For ITSM integration, ProcessX is an independent solution on top of ServiceNow but can integrate bi-directionally with out-of-the-box ITSM to manage end-to-end incident and change management. It can also integrate with other ServiceNow applications or enterprise systems through OpenAPI / Integration Hub patterns.

What does Built on Now mean?

Built on Now means ProcessX received ServiceNow's highest technical designation and certification for a ServiceNow Technology Partner application. It also connects that designation to the ServiceNow platform advantages of one platform, one data model, and one architecture.

For regulated life sciences teams, the value is practical: ProcessX can use ServiceNow's platform architecture while adding regulated workflow patterns, validation controls, audit trails, e-signature support, and USDM's continuous compliance operating model.

Explore regulated workflow automation with ProcessX

ProcessX is best understood as a bridge between operational workflow execution and regulated evidence. It helps teams automate business processes in ServiceNow while keeping GxP expectations visible and defensible.

Explore ProcessX by USDM, read about Application Lifecycle Management for Regulated Life Sciences Systems, or talk to USDM about simplifying regulated GxP business processes in ServiceNow.

FAQ: ProcessX and regulated ServiceNow workflows

Does ProcessX require an existing ServiceNow instance?

No. ProcessX can sit on an existing ServiceNow instance or be sold as an OEM product with a ServiceNow instance embedded within ProcessX. The right path depends on the organization's platform environment and licensing approach.

Can ProcessX support one regulated process first?

Yes. ProcessX can support one process or multiple processes. Teams can start with a targeted GxP workflow, prove the operating model, and then add more processes as the organization is ready.

How does ProcessX help with GxP workflow routing?

ProcessX uses configurable task models and rule-based decision trees to help categorize events, select tasks, assign team members, and create checklists.

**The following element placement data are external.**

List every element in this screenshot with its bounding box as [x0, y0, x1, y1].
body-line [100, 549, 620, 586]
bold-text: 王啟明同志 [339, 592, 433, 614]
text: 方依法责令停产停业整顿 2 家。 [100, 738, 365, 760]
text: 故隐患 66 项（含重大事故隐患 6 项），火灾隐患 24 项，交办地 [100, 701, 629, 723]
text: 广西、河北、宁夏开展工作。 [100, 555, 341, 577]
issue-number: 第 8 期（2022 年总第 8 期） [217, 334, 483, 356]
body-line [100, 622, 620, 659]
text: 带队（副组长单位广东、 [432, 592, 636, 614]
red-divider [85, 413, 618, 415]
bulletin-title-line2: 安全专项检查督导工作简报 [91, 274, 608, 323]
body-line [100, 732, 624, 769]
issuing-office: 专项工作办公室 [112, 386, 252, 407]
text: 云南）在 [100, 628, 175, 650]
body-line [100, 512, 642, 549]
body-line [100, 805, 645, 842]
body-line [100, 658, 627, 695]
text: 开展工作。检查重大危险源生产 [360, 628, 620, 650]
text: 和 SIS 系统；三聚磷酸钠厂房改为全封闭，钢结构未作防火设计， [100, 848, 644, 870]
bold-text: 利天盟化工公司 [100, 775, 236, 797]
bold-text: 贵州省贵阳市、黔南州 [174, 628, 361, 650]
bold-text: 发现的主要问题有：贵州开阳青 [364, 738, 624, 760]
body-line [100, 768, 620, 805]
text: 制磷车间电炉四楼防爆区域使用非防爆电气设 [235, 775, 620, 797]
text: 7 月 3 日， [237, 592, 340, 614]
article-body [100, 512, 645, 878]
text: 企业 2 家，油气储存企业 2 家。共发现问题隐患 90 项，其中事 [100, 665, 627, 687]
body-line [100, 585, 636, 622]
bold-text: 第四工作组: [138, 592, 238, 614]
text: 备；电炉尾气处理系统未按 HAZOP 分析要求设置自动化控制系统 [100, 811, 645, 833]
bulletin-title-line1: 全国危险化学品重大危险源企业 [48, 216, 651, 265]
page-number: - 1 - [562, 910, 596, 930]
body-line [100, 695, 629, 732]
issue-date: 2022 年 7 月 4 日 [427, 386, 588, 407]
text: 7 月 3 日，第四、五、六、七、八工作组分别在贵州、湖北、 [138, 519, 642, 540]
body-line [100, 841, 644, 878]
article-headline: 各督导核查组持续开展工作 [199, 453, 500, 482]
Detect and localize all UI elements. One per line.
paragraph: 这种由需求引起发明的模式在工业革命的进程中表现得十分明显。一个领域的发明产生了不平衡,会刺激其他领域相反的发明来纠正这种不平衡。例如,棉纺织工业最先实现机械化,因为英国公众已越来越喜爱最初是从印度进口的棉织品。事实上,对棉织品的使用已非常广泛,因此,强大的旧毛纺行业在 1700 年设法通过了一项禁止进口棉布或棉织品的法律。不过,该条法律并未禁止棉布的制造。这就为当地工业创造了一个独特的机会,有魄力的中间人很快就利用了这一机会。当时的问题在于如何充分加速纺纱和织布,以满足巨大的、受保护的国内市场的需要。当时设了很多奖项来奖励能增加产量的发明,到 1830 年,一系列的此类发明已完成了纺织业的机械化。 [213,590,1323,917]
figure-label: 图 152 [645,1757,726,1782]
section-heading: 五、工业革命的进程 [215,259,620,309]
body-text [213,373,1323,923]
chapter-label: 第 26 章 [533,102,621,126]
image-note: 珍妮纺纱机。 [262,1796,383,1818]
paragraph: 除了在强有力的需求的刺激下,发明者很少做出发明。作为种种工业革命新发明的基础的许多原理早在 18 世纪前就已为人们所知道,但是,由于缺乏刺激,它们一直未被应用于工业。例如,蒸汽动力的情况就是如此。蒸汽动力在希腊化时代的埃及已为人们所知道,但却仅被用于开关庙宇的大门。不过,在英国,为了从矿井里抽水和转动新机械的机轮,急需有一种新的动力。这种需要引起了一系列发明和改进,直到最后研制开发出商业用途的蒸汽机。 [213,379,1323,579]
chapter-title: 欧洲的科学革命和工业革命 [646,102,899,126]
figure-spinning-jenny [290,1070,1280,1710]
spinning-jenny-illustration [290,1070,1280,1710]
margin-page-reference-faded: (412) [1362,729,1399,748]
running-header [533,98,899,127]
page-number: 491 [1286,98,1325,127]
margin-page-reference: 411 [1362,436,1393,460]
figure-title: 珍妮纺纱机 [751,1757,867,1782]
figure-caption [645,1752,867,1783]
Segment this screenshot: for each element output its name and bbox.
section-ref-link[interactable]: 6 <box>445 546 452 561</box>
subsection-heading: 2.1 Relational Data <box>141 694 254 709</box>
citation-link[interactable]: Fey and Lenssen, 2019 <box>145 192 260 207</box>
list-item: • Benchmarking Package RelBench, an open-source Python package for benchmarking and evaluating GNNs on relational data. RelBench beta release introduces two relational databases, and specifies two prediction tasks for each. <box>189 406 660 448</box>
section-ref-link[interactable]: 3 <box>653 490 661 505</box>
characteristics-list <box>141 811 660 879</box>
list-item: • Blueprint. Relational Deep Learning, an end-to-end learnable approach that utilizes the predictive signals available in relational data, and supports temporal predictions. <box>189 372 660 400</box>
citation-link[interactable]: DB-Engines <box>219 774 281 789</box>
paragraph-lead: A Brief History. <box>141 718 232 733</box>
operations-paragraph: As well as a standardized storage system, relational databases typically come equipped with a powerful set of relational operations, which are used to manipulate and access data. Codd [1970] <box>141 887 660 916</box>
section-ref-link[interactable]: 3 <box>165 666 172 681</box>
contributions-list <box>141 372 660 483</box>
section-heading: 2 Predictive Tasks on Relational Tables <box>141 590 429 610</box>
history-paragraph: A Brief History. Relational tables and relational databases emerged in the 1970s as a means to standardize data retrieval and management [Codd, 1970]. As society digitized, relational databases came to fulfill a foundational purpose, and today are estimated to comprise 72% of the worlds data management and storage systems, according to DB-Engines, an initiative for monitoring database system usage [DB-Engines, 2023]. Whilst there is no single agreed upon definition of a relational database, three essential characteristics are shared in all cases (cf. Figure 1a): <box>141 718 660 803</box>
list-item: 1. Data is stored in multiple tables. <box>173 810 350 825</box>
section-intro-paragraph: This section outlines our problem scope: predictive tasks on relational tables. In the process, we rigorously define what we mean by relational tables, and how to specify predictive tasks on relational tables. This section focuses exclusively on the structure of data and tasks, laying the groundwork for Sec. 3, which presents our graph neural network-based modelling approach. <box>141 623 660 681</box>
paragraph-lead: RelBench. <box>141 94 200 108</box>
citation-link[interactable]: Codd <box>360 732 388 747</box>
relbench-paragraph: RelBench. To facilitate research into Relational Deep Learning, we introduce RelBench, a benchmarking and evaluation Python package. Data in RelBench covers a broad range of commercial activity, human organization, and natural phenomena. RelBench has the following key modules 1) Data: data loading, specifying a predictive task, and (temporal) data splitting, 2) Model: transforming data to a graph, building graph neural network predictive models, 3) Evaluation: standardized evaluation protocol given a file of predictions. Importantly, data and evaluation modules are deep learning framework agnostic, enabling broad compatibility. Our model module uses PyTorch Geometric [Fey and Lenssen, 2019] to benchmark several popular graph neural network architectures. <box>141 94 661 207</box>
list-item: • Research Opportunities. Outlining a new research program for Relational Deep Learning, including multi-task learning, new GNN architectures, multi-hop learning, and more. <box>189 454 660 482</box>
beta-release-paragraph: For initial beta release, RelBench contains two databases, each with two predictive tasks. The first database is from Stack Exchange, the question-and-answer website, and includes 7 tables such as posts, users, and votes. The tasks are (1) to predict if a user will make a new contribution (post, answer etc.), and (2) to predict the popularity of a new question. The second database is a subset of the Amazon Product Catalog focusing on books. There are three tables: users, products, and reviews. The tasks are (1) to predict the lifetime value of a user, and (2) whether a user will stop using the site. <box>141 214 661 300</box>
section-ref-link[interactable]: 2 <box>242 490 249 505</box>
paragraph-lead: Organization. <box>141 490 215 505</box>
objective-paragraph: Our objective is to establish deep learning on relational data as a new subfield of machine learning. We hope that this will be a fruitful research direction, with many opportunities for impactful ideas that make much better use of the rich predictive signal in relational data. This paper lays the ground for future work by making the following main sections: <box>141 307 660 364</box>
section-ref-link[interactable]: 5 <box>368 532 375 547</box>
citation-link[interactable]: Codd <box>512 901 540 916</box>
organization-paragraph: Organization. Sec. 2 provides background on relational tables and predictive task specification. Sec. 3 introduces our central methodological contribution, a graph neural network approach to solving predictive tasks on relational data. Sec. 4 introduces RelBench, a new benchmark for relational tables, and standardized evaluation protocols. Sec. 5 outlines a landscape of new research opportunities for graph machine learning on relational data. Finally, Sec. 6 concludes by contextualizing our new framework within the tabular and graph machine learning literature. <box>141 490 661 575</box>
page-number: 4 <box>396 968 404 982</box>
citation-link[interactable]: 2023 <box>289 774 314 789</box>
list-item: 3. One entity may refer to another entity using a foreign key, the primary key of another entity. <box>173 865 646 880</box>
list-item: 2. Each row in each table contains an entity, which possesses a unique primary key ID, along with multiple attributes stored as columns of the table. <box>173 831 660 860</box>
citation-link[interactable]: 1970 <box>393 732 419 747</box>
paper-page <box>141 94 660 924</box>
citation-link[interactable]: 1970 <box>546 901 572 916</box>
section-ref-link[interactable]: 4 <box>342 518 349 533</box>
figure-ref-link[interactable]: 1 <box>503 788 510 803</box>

That helps regulated teams standardize execution and reduce manual routing decisions.

How does ProcessX support continuous compliance?

ProcessX includes automated validation and testing functionality for ServiceNow and ProcessX. USDM Cloud Assurance also helps manage patches, updates, impact assessment, and release oversight so the platform can remain compliant over time.

Is ProcessX a replacement for a QMS?

Not necessarily. QMS tools still own many product quality workflows. ProcessX is strongest where operational ServiceNow context, GxP workflow automation, ITSM integration, validation evidence, and continuous compliance need to operate together.